Methodology for Developing a Model for the Analysis of E-Procurement Capability Maturity of Construction Organisations

Uptake of e-procurement by construction organisations worldwide has been inadequately researched. E-business successes achieved in other industries indicate the potential for the construction industry to achieve the same or better. There have been many government backed programmes and initiatives to encourage eprocurement within the UK. Since inception in April 1995, the Construction Industry Trading Electronically (CITE) standard has been proclaimed as the way forward for construction e-procurement in the UK. However, the poor usage (less than 2.9%) is indicative of the poor state of e-procurement in the UK construction industry (Martin 2003). There are many drivers and barriers to e-procurement. Previous studies in the US (Davila et.al. 2003, Minahan & Degan 2001) and Australia (Hawking et.al. 2004) have ranked these for the general procurement of goods and services industry.
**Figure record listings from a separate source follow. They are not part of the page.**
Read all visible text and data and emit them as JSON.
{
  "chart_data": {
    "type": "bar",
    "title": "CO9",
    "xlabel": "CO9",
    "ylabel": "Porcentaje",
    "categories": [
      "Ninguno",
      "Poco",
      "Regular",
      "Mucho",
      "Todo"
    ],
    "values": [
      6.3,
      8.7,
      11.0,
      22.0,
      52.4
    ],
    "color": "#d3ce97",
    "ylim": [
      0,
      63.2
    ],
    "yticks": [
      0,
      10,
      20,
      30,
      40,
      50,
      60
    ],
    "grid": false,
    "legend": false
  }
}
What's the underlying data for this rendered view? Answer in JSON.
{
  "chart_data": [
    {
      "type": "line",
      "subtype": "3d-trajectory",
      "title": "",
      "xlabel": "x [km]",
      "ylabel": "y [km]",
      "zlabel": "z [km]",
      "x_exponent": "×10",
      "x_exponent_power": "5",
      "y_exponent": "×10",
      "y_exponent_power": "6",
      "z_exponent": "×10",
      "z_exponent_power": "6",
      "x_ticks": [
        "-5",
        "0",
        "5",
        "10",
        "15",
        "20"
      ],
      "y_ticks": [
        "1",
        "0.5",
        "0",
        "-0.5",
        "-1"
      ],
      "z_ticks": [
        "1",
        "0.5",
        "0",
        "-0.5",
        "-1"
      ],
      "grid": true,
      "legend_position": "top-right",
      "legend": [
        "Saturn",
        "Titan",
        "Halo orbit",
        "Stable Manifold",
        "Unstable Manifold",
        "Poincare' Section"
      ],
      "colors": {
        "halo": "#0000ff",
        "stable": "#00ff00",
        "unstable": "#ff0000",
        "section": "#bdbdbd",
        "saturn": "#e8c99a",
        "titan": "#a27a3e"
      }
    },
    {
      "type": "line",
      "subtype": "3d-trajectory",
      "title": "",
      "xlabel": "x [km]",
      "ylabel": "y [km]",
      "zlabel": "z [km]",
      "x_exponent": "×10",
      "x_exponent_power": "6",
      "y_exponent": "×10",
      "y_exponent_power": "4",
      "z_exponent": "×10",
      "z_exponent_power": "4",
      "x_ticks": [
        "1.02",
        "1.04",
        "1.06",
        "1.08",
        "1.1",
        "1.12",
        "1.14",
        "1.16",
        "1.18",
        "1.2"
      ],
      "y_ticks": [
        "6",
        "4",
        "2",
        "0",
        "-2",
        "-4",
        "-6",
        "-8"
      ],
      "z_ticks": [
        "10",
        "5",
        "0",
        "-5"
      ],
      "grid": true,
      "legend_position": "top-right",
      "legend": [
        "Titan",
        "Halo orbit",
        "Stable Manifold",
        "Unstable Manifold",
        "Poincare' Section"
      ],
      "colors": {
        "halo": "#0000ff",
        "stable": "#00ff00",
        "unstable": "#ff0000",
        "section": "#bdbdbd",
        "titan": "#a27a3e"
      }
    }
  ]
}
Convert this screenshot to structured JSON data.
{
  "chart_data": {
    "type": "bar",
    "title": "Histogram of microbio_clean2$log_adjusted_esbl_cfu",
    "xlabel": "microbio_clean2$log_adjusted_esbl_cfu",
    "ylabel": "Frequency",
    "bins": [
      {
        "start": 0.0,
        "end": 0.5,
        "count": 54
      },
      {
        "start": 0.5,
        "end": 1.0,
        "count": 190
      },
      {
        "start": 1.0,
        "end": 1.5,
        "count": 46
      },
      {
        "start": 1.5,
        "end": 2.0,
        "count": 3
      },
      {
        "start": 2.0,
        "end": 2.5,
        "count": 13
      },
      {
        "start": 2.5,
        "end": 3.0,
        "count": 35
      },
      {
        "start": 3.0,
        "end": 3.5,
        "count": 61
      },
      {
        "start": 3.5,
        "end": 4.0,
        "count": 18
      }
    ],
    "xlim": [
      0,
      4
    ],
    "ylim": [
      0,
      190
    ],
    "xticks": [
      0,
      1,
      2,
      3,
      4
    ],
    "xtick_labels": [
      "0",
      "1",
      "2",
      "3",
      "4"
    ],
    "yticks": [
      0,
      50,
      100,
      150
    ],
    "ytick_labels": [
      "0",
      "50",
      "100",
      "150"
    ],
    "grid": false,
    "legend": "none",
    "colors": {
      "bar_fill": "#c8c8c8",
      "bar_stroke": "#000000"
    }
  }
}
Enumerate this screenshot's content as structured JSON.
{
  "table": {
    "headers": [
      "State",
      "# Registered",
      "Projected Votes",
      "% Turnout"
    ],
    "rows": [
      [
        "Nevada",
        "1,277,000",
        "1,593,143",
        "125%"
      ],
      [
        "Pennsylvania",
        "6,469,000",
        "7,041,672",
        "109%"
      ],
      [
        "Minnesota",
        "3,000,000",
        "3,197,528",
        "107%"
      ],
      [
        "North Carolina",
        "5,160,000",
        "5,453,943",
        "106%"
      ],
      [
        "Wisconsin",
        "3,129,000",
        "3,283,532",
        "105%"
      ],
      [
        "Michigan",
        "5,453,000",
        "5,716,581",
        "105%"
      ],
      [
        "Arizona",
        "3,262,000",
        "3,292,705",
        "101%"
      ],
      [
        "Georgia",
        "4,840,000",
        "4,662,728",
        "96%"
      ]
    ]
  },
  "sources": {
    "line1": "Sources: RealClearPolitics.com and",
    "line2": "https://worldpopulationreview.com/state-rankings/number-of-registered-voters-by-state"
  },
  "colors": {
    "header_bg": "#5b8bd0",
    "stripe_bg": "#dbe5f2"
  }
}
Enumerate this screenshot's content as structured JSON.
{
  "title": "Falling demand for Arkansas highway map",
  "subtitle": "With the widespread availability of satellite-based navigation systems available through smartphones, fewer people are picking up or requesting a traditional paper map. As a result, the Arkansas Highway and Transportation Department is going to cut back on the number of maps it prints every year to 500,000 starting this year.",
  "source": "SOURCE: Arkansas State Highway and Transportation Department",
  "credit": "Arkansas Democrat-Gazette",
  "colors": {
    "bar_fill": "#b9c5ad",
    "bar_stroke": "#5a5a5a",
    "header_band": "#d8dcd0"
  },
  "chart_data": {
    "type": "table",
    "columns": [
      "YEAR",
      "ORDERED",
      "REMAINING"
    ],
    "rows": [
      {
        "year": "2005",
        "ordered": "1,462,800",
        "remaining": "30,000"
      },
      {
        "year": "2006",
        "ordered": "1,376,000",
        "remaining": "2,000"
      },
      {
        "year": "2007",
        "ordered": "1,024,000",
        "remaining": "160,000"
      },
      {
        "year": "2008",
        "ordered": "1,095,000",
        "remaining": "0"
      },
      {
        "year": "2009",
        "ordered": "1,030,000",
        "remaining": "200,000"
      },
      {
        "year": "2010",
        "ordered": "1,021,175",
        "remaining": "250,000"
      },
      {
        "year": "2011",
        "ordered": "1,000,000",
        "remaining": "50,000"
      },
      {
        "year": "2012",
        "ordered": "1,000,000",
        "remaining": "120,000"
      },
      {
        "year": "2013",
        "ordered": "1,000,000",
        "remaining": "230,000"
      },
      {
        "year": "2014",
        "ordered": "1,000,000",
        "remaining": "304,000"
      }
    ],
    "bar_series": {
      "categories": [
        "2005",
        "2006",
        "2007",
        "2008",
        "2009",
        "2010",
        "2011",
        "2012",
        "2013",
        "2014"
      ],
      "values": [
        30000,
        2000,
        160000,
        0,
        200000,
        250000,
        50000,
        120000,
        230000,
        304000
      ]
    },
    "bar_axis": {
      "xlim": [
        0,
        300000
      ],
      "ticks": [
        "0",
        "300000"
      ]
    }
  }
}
There is no such analysis provided for the construction industry. This paper presents details of a wider research project aimed at developing a model to analyse the e-procurement capability of construction organisations. This termed as e-readiness of organisations will indicate the current state of a construction organisation in terms of its readiness to carry out e-procurement. The paper describes in detail the research methodology being employed for the development of this model. It also provides details of preliminary findings (based on a pilot study of the Northern Ireland construction industry) of a research project which ranks drivers and barriers to construction e-procurement. It also evaluates the use of CITE prescribed data exchange format for the construction industry. The results of the pilot study indicate that 71% of construction organisations receive less than 10% of contact documentation in an electronic form. 80% of organisations have never used CITE approved software for bills of quantities preparation or pricing while 84% of organisations use and prefer spreadsheets over CITE approved format for data exchange. It also identifies ‘improving communication’ and ‘reduced administration costs’ as the two most important drivers with ‘security of transactions’ and ‘being unsure as to the legal position of e-procurement’ as the two most important barriers to construction e-procurement.